Pesquisas realizadas pelo Instituto Brasileiro de Geografia e Estatísticas (IBGE) e pelo Departamento Intersindical de Estatísticas e Estudos Sócio-Econômicos (Dieese) mostram uma realidade mais precária enfrentada pelos negros no mercado de trabalho, em comparação com a enfrentada pelos não-negros, quando se consideram dados como as taxas de desemprego, a presença nos diferentes postos de trabalho e os valores dos rendimentos, entre outros.

"O aspecto mais perverso da discriminação no espaço de trabalho se dá nos processos de promoção ou mobilidade para cargos de chefia, liderança ou comando, que têm maiores responsabilidades, visibilidade e remuneração", afirma Mércia Consolação Silva, socióloga e consultora do Centro de Estudos das Relações do Trabalho e Desigualdade (Ceert). De fato, os dados do Dieese para a proporção de assalariados negros e não-negros em ocupações de direção e chefia mostram níveis de desigualdade de oportunidades, além de variações regionais, quando se comparam os resultados para as seis regiões metropolitanas pesquisadas: Belo Horizonte, Distrito Federal, Porto Alegre, Recife, Salvador e São Paulo.

Enquanto, por exemplo, na região de Salvador, 10,3% dos negros (pretos e pardos) ocupam cargos de chefia e a porcentagem entre não-negros (brancos e amarelos) é de 29,6%, na região metropolitana de São Paulo, essas proporções são de 4,4% e 15,7%, respectivamente (dados de 2002, apresentados no Boletim Dieese - Novembro de 2002). Para contextualizar, é importante notar que a presença da população negra é maior em Salvador (81,8%) do que em São Paulo (33,0%) (dados do Mapa da população negra no mercado de trabalho no Brasil, encomendado ao Dieese).

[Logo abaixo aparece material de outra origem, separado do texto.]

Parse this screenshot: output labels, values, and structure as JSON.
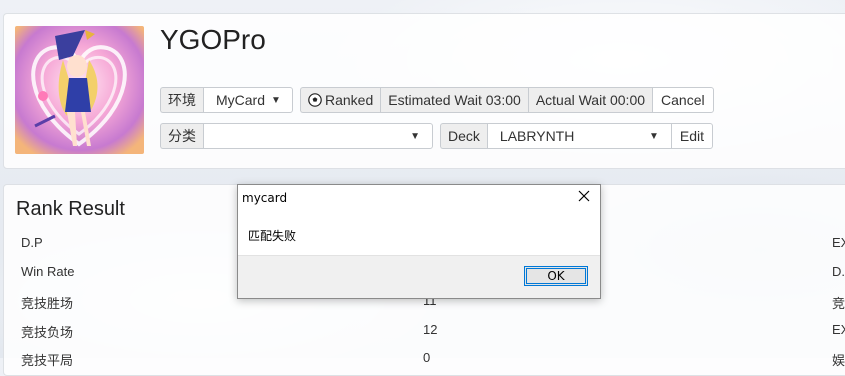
{
  "app": {
    "title": "YGOPro"
  },
  "row1": {
    "env_label": "环境",
    "env_value": "MyCard",
    "ranked_label": "Ranked",
    "estimated_wait": "Estimated Wait 03:00",
    "actual_wait": "Actual Wait 00:00",
    "cancel_label": "Cancel"
  },
  "row2": {
    "category_label": "分类",
    "category_value": "",
    "deck_label": "Deck",
    "deck_value": "LABRYNTH",
    "edit_label": "Edit"
  },
  "rank": {
    "title": "Rank Result",
    "rows": [
      {
        "label": "D.P",
        "value": "",
        "right": "EX"
      },
      {
        "label": "Win Rate",
        "value": "",
        "right": "D."
      },
      {
        "label": "竞技胜场",
        "value": "11",
        "right": "竞"
      },
      {
        "label": "竞技负场",
        "value": "12",
        "right": "EX"
      },
      {
        "label": "竞技平局",
        "value": "0",
        "right": "娱"
      }
    ]
  },
  "dialog": {
    "title": "mycard",
    "message": "匹配失败",
    "ok_label": "OK"
  }
}
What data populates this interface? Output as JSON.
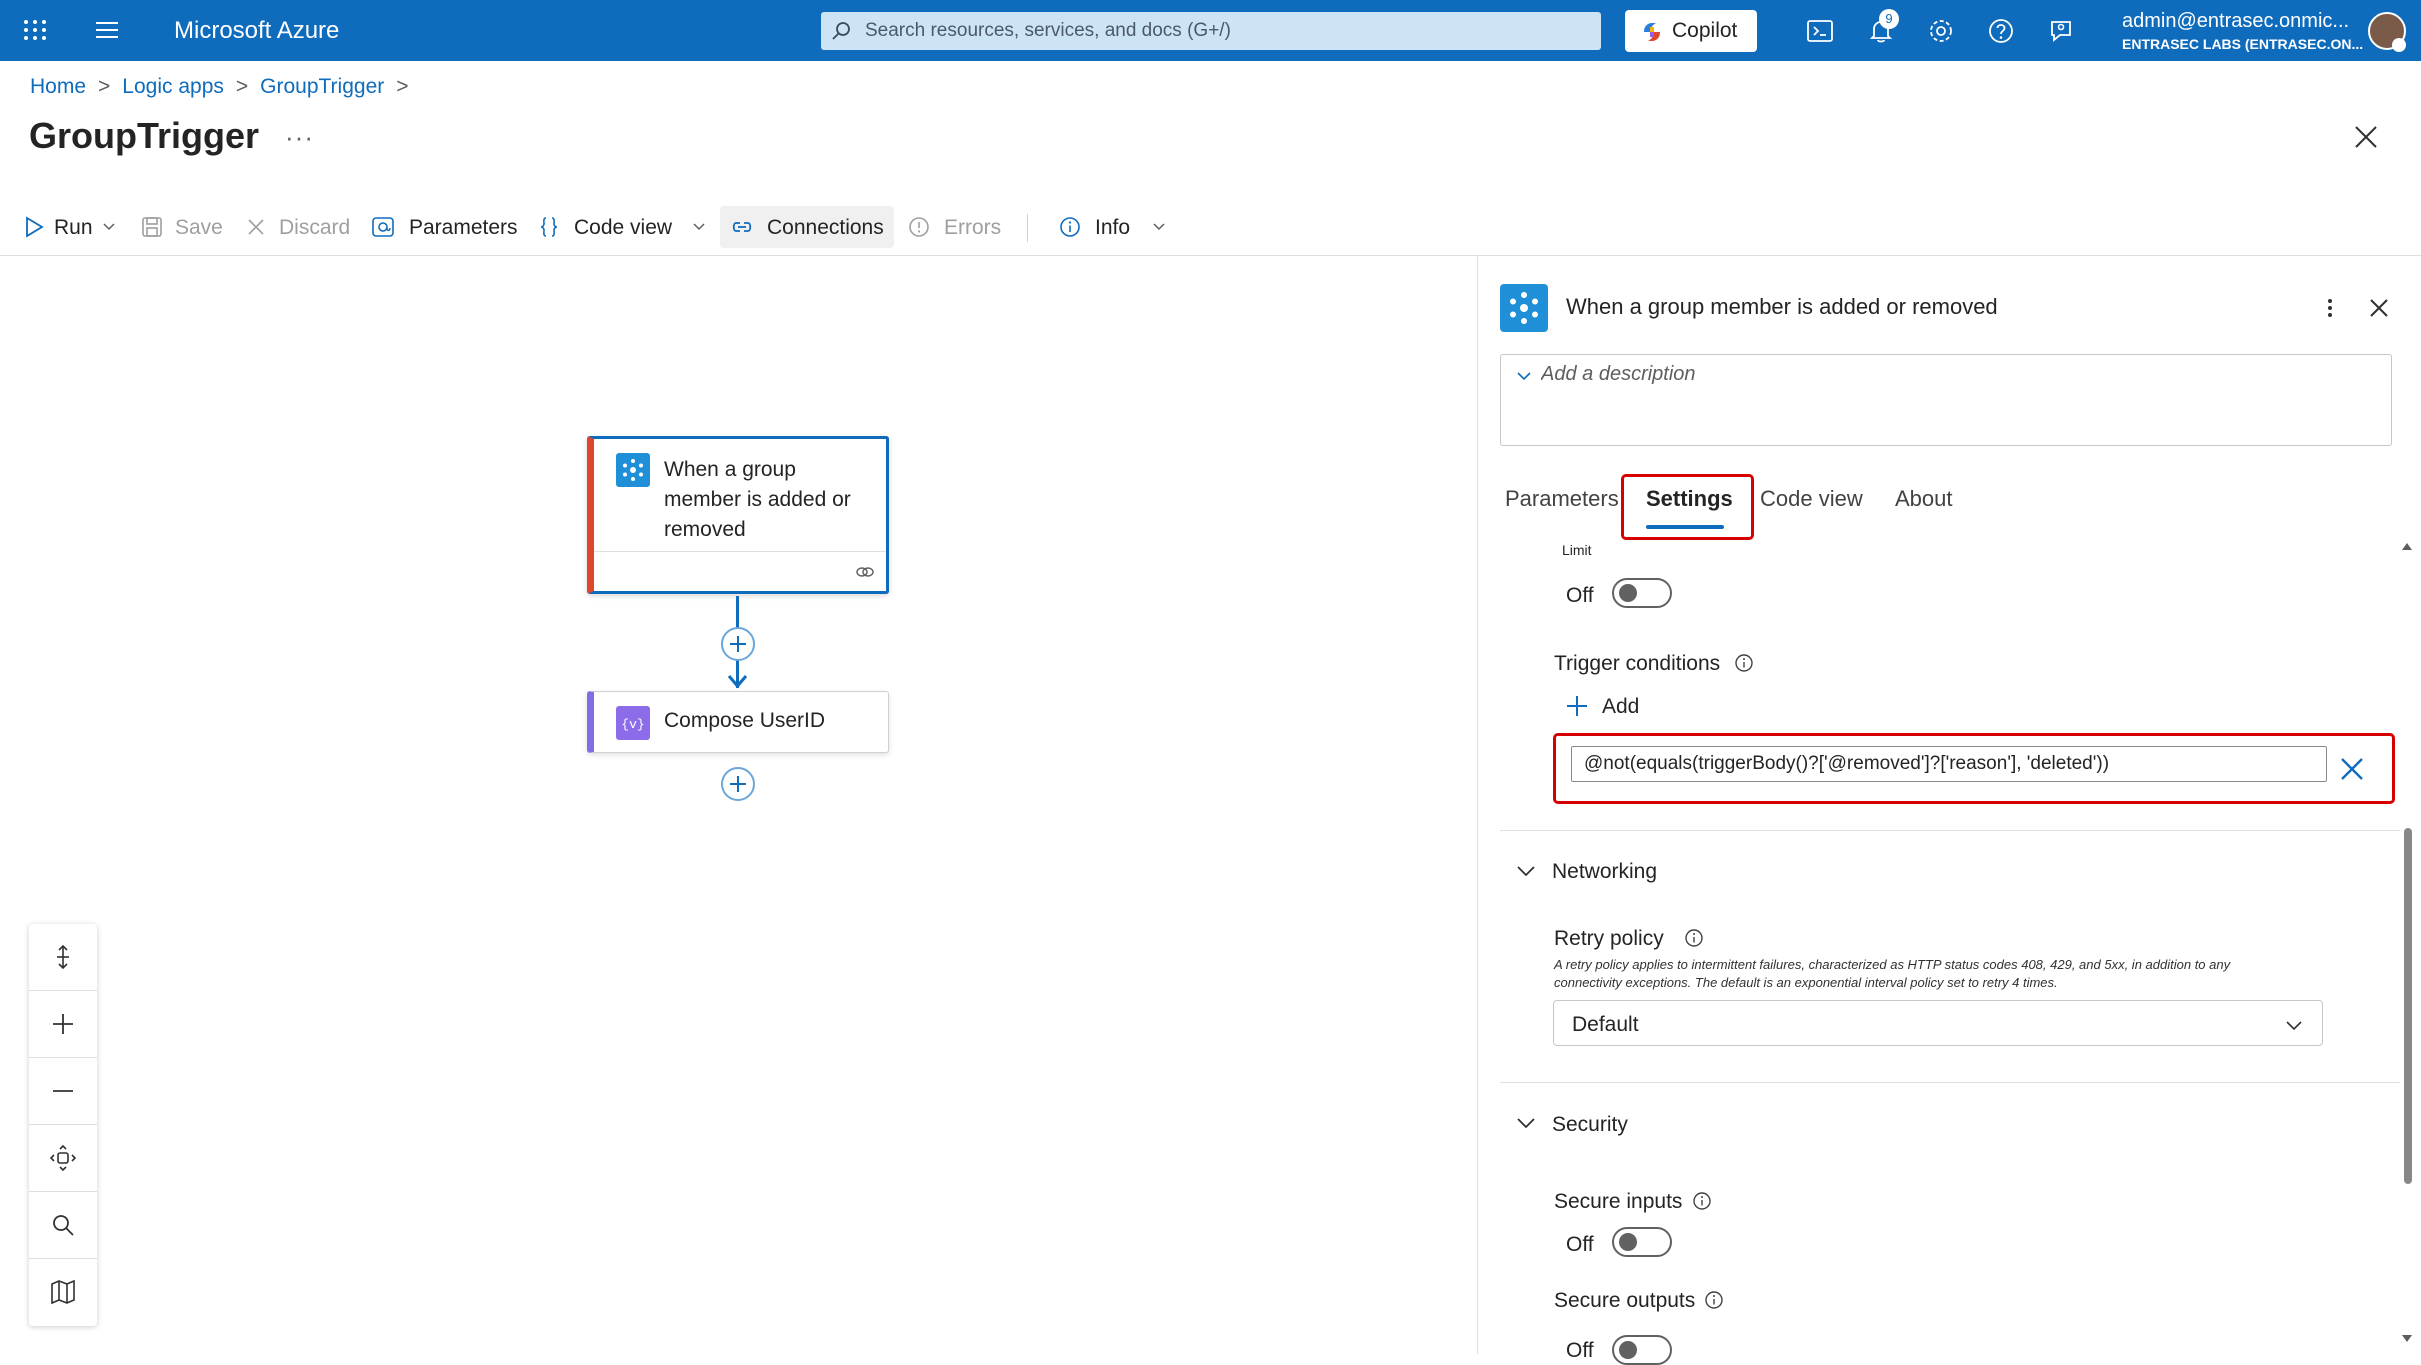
{
  "header": {
    "brand": "Microsoft Azure",
    "search_placeholder": "Search resources, services, and docs (G+/)",
    "copilot_label": "Copilot",
    "notifications_count": "9",
    "account_email": "admin@entrasec.onmic...",
    "account_tenant": "ENTRASEC LABS (ENTRASEC.ON..."
  },
  "breadcrumb": [
    "Home",
    "Logic apps",
    "GroupTrigger"
  ],
  "page": {
    "title": "GroupTrigger",
    "more_label": "···"
  },
  "toolbar": {
    "run": "Run",
    "save": "Save",
    "discard": "Discard",
    "parameters": "Parameters",
    "code_view": "Code view",
    "connections": "Connections",
    "errors": "Errors",
    "info": "Info"
  },
  "canvas": {
    "trigger_node": "When a group member is added or removed",
    "action_node": "Compose UserID"
  },
  "panel": {
    "title": "When a group member is added or removed",
    "description_placeholder": "Add a description",
    "tabs": [
      "Parameters",
      "Settings",
      "Code view",
      "About"
    ],
    "active_tab": "Settings",
    "limit_label": "Limit",
    "limit_state": "Off",
    "trigger_conditions_label": "Trigger conditions",
    "add_label": "Add",
    "condition_value": "@not(equals(triggerBody()?['@removed']?['reason'], 'deleted'))",
    "networking_label": "Networking",
    "retry_policy_label": "Retry policy",
    "retry_policy_desc_1": "A retry policy applies to intermittent failures, characterized as HTTP status codes 408, 429, and 5xx, in addition to any",
    "retry_policy_desc_2": "connectivity exceptions. The default is an exponential interval policy set to retry 4 times.",
    "retry_policy_value": "Default",
    "security_label": "Security",
    "secure_inputs_label": "Secure inputs",
    "secure_inputs_state": "Off",
    "secure_outputs_label": "Secure outputs",
    "secure_outputs_state": "Off"
  },
  "colors": {
    "azure_blue": "#0f6cbd",
    "highlight_red": "#d60000",
    "trigger_accent": "#e0452d",
    "action_accent": "#7f6fe4"
  }
}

Entre as principais discriminações sofridas pelos negros no mercado de trabalho, Silva aponta ainda o acesso ao emprego, uma vez que muitas empresas com bons salários e benefícios não contratam negros ou, quando o fazem, são para os postos menos qualificados e com menores remunerações. Além disso, segundo a socióloga, setores como o financeiro e o químico são mais discriminatórios que outros, entre eles o de couro, de alimentação e o metalúrgico. "Mas é importante notar que esses setores são caracterizados por serem menos 'avançados' tecnologicamente, exigindo ainda um trabalhor com habilidades manuais ou com trabalhos que exigem 'menor capacitação' ", acrescenta. "Quanto mais 'nobre' o trabalho, menor a representação de negros e negras", concorda Neide Aparecida Fonseca, presidente do Instituto Sindical Interamericano pela Igualdade Racial (Inspir).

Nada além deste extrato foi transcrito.